As I walked into the basement, all I could see was a mass of young people – millennials (those born between the 1980s and the 2000s) to be specific. Many of them were family and the rest were their friends. As for the family members, I have had the incredible blessing of watching them grow and mature through the years. Since many of them I only am able to see once or twice a year, every time we gather, the change is always significantly evident.
All of them have been raised in the Church. It’s an eclectic group made up of Episcopalians, Roman Catholics, Southern Baptists, Methodists, and Nondenominationals. Some are incredibly devoted to their religious traditions, some are still affiliated but mainly attend on high holy family occasions, a few would would be what we now categorize as “Nones”.
Beyond their religious affiliation and involvement, they are all connected to at least one “community” and most have multiple communities that they are a part of. As well, almost all of them have, or are involved in, some level of community engagement – both locally and abroad.
There is a lot of angst in the Church about our changing demographics. Recent studies that measure attendance and affiliation once again show a continued decrease in numbers, especially among millennials. I have commented on multiple occasions that there is absolutely no question that the “gathering of the faithful is changing”. And the fact of the matter is, we are witnessing the largest change in all of our lifetimes. However, when we take a really long look at how the faithful have gathered, two things are apparent: First, the community of faithful have gathered in a multitude of ways. Second, the Holy Spirit continues to lead the faithful forward into new life of healing, wholeness, and reconciliation.

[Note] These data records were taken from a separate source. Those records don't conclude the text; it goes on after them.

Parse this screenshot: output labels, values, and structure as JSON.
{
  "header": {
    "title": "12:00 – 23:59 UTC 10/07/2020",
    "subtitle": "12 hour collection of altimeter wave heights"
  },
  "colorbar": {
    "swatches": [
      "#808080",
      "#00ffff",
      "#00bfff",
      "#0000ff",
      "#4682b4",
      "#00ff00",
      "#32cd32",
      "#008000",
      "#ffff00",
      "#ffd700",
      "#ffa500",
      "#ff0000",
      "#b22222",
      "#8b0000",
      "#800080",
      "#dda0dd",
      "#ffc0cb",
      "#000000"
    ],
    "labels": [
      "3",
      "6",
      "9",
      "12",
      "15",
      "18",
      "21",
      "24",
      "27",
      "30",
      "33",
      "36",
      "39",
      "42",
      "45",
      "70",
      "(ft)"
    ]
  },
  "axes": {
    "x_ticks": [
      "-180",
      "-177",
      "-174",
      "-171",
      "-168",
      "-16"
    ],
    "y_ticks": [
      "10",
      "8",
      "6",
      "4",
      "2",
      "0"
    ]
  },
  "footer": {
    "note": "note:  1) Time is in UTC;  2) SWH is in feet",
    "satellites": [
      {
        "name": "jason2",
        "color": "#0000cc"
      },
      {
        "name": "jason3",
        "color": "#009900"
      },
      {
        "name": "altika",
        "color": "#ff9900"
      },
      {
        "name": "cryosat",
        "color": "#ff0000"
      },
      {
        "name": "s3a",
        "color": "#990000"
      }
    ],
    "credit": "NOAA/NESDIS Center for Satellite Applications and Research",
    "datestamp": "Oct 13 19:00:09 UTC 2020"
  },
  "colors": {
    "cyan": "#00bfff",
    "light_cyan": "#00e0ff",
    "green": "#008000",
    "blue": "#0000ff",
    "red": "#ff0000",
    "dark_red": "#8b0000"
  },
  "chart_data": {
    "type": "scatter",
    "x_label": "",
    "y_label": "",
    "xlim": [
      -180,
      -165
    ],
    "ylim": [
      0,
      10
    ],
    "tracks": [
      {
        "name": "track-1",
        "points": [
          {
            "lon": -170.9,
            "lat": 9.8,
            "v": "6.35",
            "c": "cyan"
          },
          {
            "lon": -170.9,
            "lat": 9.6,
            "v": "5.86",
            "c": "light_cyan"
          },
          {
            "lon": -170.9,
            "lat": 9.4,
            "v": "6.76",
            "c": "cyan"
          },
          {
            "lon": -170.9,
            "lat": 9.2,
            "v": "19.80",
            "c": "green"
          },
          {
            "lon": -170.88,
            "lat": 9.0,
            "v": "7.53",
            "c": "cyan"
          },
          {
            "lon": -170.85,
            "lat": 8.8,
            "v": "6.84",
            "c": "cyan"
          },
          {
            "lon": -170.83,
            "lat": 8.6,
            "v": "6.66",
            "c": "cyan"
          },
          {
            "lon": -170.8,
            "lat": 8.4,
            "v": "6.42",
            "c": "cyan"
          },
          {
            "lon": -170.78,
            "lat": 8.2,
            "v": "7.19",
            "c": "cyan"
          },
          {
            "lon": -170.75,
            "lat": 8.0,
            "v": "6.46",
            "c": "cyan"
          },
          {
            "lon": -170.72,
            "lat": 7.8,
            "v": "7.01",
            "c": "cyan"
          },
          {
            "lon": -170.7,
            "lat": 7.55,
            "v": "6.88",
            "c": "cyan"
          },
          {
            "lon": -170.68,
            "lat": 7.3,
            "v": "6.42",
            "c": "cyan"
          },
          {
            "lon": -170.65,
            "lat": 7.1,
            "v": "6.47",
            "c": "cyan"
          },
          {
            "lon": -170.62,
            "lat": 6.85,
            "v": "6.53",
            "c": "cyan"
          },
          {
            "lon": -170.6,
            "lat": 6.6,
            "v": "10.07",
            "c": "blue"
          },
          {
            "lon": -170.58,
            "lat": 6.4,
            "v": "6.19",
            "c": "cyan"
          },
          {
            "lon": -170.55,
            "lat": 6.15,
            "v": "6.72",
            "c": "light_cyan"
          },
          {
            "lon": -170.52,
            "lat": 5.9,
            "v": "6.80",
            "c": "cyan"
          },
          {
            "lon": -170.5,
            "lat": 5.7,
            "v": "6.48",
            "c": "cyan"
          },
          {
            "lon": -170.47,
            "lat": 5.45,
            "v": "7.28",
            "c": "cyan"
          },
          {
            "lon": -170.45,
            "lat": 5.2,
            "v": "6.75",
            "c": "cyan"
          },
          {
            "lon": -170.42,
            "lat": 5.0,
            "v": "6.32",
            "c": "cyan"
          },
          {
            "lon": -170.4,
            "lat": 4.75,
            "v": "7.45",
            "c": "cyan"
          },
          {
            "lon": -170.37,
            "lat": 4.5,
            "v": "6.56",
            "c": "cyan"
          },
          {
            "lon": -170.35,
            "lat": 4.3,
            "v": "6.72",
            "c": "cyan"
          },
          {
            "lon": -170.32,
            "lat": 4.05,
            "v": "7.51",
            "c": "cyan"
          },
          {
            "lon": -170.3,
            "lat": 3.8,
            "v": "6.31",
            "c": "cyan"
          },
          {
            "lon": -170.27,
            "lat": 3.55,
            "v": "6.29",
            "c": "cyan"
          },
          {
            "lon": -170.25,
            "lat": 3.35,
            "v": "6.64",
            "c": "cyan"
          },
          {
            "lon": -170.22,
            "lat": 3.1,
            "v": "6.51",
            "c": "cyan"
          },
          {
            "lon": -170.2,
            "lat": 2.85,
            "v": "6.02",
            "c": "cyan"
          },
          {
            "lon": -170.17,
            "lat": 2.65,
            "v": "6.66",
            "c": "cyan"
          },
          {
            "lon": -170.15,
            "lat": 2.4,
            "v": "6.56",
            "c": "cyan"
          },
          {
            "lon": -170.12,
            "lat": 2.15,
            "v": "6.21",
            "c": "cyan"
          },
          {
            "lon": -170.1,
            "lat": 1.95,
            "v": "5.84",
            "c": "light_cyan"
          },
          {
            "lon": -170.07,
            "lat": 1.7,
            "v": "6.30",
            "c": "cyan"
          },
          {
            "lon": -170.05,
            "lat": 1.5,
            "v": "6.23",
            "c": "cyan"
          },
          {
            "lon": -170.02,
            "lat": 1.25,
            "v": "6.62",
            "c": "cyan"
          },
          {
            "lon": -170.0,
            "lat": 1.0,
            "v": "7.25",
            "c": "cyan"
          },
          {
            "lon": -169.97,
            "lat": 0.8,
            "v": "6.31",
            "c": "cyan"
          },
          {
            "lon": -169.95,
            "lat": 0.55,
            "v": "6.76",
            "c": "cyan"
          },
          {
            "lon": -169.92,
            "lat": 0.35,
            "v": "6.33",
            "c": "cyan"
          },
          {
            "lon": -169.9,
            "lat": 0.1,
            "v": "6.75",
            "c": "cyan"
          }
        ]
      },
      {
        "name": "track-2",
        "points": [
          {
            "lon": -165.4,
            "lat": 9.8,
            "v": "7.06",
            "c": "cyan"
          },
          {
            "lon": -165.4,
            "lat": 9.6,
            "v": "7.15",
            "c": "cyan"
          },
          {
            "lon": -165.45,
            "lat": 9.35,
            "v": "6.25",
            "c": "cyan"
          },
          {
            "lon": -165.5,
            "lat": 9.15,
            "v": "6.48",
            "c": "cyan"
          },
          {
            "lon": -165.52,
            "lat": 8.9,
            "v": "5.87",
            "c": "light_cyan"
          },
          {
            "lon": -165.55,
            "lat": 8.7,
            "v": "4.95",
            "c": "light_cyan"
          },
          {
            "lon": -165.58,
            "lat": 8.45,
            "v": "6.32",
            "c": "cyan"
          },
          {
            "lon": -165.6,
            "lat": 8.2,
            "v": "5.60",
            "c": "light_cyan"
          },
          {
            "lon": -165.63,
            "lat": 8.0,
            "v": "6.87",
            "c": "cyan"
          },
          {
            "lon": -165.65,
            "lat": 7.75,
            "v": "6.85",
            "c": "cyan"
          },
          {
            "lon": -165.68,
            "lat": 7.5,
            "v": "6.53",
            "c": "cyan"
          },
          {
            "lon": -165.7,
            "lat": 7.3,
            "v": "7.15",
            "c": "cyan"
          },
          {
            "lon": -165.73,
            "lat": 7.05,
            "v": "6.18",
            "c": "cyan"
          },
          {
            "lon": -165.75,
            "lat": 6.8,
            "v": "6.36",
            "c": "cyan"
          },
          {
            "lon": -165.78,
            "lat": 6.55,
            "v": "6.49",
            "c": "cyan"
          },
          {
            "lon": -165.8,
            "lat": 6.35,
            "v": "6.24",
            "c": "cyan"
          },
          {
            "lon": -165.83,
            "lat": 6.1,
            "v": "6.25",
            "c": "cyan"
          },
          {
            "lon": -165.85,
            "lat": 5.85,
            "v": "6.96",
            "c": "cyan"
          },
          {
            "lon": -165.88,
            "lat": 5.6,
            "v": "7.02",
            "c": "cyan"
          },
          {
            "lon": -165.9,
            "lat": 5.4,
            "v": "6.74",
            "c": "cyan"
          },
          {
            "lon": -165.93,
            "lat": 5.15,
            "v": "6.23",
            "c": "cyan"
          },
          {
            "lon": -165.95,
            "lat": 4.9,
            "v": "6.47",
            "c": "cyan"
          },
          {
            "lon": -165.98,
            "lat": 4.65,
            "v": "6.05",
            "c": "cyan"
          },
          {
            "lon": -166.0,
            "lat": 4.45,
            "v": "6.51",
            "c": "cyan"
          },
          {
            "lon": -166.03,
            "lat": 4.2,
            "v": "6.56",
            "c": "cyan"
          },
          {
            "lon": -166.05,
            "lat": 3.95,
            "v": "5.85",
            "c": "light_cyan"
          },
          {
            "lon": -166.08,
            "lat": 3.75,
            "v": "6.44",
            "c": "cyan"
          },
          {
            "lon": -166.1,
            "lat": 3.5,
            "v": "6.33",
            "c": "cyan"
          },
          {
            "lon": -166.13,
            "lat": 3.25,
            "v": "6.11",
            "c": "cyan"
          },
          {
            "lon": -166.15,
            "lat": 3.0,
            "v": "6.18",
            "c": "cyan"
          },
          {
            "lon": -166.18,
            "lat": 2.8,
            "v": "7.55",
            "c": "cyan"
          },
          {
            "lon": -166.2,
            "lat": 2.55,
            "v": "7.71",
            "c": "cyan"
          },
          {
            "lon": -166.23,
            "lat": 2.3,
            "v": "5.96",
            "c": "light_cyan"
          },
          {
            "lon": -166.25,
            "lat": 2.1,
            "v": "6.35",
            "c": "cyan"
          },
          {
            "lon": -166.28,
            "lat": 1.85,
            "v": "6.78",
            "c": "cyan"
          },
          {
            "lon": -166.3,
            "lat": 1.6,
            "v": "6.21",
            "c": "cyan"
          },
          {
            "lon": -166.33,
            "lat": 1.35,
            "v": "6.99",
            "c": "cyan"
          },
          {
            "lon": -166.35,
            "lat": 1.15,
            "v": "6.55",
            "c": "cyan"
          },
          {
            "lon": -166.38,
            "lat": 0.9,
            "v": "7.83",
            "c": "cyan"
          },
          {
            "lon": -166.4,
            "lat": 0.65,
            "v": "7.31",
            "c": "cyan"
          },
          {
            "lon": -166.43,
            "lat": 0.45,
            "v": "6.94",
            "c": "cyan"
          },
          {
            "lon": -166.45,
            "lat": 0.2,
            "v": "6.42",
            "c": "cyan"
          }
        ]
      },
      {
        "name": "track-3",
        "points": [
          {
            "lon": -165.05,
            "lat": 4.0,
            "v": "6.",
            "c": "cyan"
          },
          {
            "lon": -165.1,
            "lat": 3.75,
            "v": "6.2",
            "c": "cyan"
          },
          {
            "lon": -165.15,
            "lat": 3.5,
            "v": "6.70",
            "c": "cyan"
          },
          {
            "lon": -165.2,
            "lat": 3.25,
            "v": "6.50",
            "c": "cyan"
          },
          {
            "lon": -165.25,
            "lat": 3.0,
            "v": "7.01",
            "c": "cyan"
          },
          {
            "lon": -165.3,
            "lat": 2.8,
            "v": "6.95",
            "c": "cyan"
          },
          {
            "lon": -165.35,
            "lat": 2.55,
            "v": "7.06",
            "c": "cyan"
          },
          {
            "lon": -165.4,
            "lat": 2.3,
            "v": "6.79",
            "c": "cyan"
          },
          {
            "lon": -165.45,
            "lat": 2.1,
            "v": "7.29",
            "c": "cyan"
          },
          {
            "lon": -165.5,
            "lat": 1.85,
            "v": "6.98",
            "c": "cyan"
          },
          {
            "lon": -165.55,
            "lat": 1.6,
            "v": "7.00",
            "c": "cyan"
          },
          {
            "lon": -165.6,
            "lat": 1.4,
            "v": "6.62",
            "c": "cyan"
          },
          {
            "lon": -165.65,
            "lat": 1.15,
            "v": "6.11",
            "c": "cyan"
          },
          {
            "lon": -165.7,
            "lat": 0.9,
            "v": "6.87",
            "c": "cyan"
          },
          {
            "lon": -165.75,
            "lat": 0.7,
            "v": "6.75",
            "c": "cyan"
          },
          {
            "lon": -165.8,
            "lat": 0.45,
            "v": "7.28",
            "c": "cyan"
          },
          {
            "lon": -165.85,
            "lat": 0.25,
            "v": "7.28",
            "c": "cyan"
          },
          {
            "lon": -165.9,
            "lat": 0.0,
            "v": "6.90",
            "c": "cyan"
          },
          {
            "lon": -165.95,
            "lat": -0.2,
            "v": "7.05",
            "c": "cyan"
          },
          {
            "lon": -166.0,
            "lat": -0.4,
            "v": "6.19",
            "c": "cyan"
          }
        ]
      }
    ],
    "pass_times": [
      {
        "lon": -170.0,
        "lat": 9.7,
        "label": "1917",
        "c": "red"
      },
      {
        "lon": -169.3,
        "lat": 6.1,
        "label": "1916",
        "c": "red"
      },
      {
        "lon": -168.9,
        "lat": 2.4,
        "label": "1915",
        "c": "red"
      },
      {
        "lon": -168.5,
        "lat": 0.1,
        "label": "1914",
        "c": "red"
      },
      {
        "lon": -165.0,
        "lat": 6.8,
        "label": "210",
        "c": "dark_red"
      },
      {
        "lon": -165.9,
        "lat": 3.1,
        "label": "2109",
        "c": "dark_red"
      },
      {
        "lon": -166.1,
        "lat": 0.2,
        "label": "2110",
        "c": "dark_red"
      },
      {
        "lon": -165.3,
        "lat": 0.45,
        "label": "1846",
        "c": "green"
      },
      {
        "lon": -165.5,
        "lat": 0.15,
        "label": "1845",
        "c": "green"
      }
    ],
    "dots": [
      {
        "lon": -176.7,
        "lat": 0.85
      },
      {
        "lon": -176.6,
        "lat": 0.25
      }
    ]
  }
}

The other thing I have shared on numerous occasions is that in my experience the youth in our midst are not a “godless brood” as someone once suggested to me. In fact, I am continually inspired by the depth of faithfulness manifested by young people in their very thoughtful questions along with their desire to use their gifts to feed the hungry, clothe the naked, welcome the stranger, bring an end to all forms of injustice, and live a life of holiness. However, the reality is that many are choosing to gather and affiliate in new and different ways than the Church historically has over the last several generations.
Will the millennials that are not presently attending our faith communities join us at some point? Maybe. Regardless, we will have to be open to new ways of gathering and being, and most importantly we will have to be open to the leading of the Holy Spirit.